In the current study we could not find any specific domains of QOL which were affected by sarcopenia. However, it could be attributed to a lack of statistical power due to small sample size. It would be helpful to identify the domains vulnerable to sarcopenia for the development of interventions for improving QOL. Studies with more participants would be required.
The pandemic of COVID-19 in Japan started from the beginning of 2020 and in the current study 4 participants were recruited and the follow-up assessments of 11 participants were performed after the pandemic started. QOL of all these participants, who were assessed after the pandemic, did not decline (data not shown). Nonetheless, the influence of COVID-19 on QOL needs to be further explored.
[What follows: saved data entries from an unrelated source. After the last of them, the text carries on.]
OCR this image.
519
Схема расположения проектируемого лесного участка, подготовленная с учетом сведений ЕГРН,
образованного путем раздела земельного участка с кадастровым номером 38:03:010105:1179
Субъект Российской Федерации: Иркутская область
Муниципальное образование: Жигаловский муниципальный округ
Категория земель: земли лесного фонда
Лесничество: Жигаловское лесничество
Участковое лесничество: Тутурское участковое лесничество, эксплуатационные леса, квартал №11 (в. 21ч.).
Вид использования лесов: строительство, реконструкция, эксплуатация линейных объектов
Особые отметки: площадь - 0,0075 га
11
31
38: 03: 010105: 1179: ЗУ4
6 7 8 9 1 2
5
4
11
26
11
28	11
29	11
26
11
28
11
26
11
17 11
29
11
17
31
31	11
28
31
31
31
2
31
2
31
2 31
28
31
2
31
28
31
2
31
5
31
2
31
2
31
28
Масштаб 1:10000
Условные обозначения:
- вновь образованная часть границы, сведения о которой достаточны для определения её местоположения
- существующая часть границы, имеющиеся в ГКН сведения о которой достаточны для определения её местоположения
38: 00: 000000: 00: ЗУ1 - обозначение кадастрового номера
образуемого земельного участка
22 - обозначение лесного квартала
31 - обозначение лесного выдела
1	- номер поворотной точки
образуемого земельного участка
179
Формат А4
This study has several limitations. First, the drop-out rate from the initial to the follow-up assessment was high (71.2%). Therefore, some bias might exist, although we did not see significant differences in the background characteristics of participants who did and did not complete the follow-up assessment. Second, the number of the participants was small, and they were recruited from a single institution. Third, the follow-up period was about 1 year, so the effects of sarcopenia on QOL over a longer time span are unclear. A multicenter study with more participants over a longer period of time is warranted.
The results of this study suggest that sarcopenia is a risk factor for a decline in QOL in community-dwelling older people with mild cognitive decline in a memory clinic.